I use NeoFinder to catalog all my hard drives so that I can search for files on drives that are sitting on the shelf.
Cost: $1000-$10,000 depending on size etc. Example: OWC Thunderbay (buy it empty and add your own drives)
If you buy a raid drive like this, make sure to open it up and put two different drives inside, to reduce the chance that they fail at the same time.
Be a good nerd and look up the latest drive failure rates before buying drives.
Always use a file copy program like Hedge that verifies the copy process. Never copy data by dragging from window to window.

4. NAS at home, speed> 400-1000MB/s >transfer 1TB in 15minutes.

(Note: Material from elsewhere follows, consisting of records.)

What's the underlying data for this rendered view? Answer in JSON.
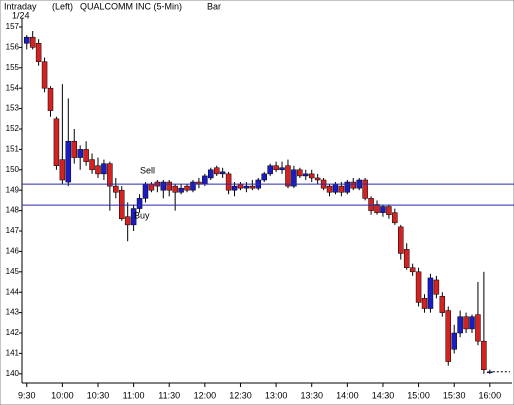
{
  "chart_data": {
    "type": "candlestick",
    "header": [
      "Intraday",
      "(Left)",
      "QUALCOMM INC (5-Min)",
      "Bar"
    ],
    "date": "1/24",
    "x": [
      0,
      5,
      10,
      15,
      20,
      25,
      30,
      35,
      40,
      45,
      50,
      55,
      60,
      65,
      70,
      75,
      80,
      85,
      90,
      95,
      100,
      105,
      110,
      115,
      120,
      125,
      130,
      135,
      140,
      145,
      150,
      155,
      160,
      165,
      170,
      175,
      180,
      185,
      190,
      195,
      200,
      205,
      210,
      215,
      220,
      225,
      230,
      235,
      240,
      245,
      250,
      255,
      260,
      265,
      270,
      275,
      280,
      285,
      290,
      295,
      300,
      305,
      310,
      315,
      320,
      325,
      330,
      335,
      340,
      345,
      350,
      355,
      360,
      365,
      370,
      375,
      380,
      385,
      390
    ],
    "open": [
      156.2,
      156.5,
      156.2,
      155.3,
      154.0,
      152.5,
      150.5,
      149.4,
      151.4,
      150.6,
      151.0,
      150.5,
      150.2,
      149.8,
      150.3,
      149.2,
      149.0,
      147.7,
      147.3,
      148.1,
      148.6,
      149.3,
      149.4,
      149.0,
      149.4,
      149.2,
      148.9,
      149.2,
      149.0,
      149.4,
      149.3,
      149.6,
      150.1,
      149.8,
      149.8,
      149.0,
      149.3,
      149.1,
      149.2,
      149.1,
      149.5,
      149.8,
      150.2,
      150.0,
      150.2,
      149.2,
      150.0,
      149.7,
      149.8,
      149.6,
      149.5,
      149.2,
      148.9,
      149.2,
      148.9,
      149.4,
      149.1,
      149.5,
      148.6,
      148.3,
      147.9,
      148.2,
      147.9,
      147.2,
      146.1,
      145.2,
      145.0,
      143.7,
      143.2,
      144.6,
      143.8,
      143.1,
      141.2,
      142.0,
      142.8,
      142.2,
      142.9,
      141.6,
      140.1
    ],
    "high": [
      156.6,
      156.8,
      156.4,
      155.5,
      154.1,
      152.6,
      154.2,
      153.5,
      152.0,
      151.2,
      151.4,
      150.8,
      150.6,
      150.5,
      150.4,
      149.6,
      149.2,
      148.4,
      148.3,
      148.8,
      149.4,
      149.4,
      149.5,
      149.5,
      149.5,
      149.3,
      149.3,
      149.3,
      149.5,
      149.6,
      149.8,
      150.1,
      150.2,
      150.1,
      149.9,
      149.4,
      149.4,
      149.4,
      149.5,
      149.6,
      149.9,
      150.3,
      150.4,
      150.4,
      150.5,
      150.2,
      150.1,
      150.0,
      150.0,
      149.8,
      149.6,
      149.3,
      149.4,
      149.4,
      149.5,
      149.6,
      149.6,
      149.6,
      148.7,
      148.5,
      148.3,
      148.3,
      148.1,
      147.3,
      146.4,
      145.4,
      145.2,
      143.9,
      144.9,
      144.8,
      144.0,
      143.3,
      142.4,
      143.1,
      143.0,
      142.9,
      144.5,
      145.0,
      140.2
    ],
    "low": [
      155.9,
      155.9,
      155.1,
      153.8,
      152.6,
      150.0,
      149.3,
      149.2,
      150.3,
      150.0,
      150.2,
      149.8,
      149.6,
      149.5,
      148.0,
      148.6,
      147.5,
      146.5,
      147.0,
      147.9,
      148.4,
      148.9,
      148.9,
      148.6,
      148.7,
      148.0,
      148.8,
      148.9,
      148.9,
      149.1,
      149.2,
      149.5,
      149.7,
      149.6,
      148.8,
      148.7,
      149.0,
      148.9,
      149.0,
      149.0,
      149.4,
      149.7,
      149.9,
      149.8,
      149.1,
      149.1,
      149.6,
      149.5,
      149.4,
      149.3,
      149.0,
      148.7,
      148.8,
      148.7,
      148.8,
      149.0,
      149.0,
      148.5,
      147.8,
      147.8,
      147.7,
      147.6,
      147.3,
      145.6,
      145.1,
      144.8,
      143.3,
      143.0,
      143.0,
      143.7,
      142.8,
      140.4,
      141.0,
      141.8,
      142.0,
      142.0,
      141.4,
      140.0,
      140.0
    ],
    "close": [
      156.5,
      156.0,
      155.3,
      154.0,
      152.9,
      150.2,
      149.5,
      151.4,
      150.6,
      151.0,
      150.4,
      150.0,
      149.8,
      150.3,
      149.2,
      148.9,
      147.6,
      147.3,
      148.1,
      148.6,
      149.3,
      149.0,
      149.2,
      149.4,
      149.0,
      148.9,
      149.1,
      149.0,
      149.4,
      149.3,
      149.7,
      150.0,
      149.8,
      149.9,
      149.0,
      149.2,
      149.1,
      149.2,
      149.1,
      149.5,
      149.8,
      150.2,
      150.0,
      150.1,
      149.2,
      150.0,
      149.7,
      149.8,
      149.6,
      149.5,
      149.1,
      148.9,
      149.3,
      148.9,
      149.4,
      149.1,
      149.5,
      148.6,
      148.0,
      147.9,
      148.2,
      147.8,
      147.4,
      145.9,
      145.2,
      145.0,
      143.5,
      143.2,
      144.7,
      143.9,
      143.0,
      140.6,
      142.0,
      142.8,
      142.2,
      142.8,
      141.6,
      140.2,
      140.1
    ],
    "up_color": "#1c1cc4",
    "down_color": "#d42222",
    "levels": [
      {
        "label": "Sell",
        "value": 149.3,
        "color": "#2a2aa8"
      },
      {
        "label": "Buy",
        "value": 148.27,
        "color": "#2a2aa8"
      }
    ],
    "xlim": [
      -4,
      407
    ],
    "ylim": [
      139.55,
      157.44
    ],
    "xticks": [
      {
        "value": 0,
        "label": "9:30"
      },
      {
        "value": 30,
        "label": "10:00"
      },
      {
        "value": 60,
        "label": "10:30"
      },
      {
        "value": 90,
        "label": "11:00"
      },
      {
        "value": 120,
        "label": "11:30"
      },
      {
        "value": 150,
        "label": "12:00"
      },
      {
        "value": 180,
        "label": "12:30"
      },
      {
        "value": 210,
        "label": "13:00"
      },
      {
        "value": 240,
        "label": "13:30"
      },
      {
        "value": 270,
        "label": "14:00"
      },
      {
        "value": 300,
        "label": "14:30"
      },
      {
        "value": 330,
        "label": "15:00"
      },
      {
        "value": 360,
        "label": "15:30"
      },
      {
        "value": 390,
        "label": "16:00"
      }
    ],
    "yticks": [
      140,
      141,
      142,
      143,
      144,
      145,
      146,
      147,
      148,
      149,
      150,
      151,
      152,
      153,
      154,
      155,
      156,
      157
    ]
  }
}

A NAS at home is great for collaborating in a small office and sharing footage.
It is quickly becoming obsolete as gigabit internet becomes more common and data centers become more reliable.
If you want to run a NAS remember to invest time in studying and maintaining the NAS
Cost: $3000-$10,000 depending on size etc. Example: QNAP TVS-872XT
Qnap is better than an old-fashioned raid, because frequently used “hot” data is stored on high-performance SSD tiers, while less-accessed “cold” data is kept on the hard drives.
QNAP can connect to a data center like Backblaze for overnight backups. But, compared to an NVMe it is still annoying that any infrequently used files are slow.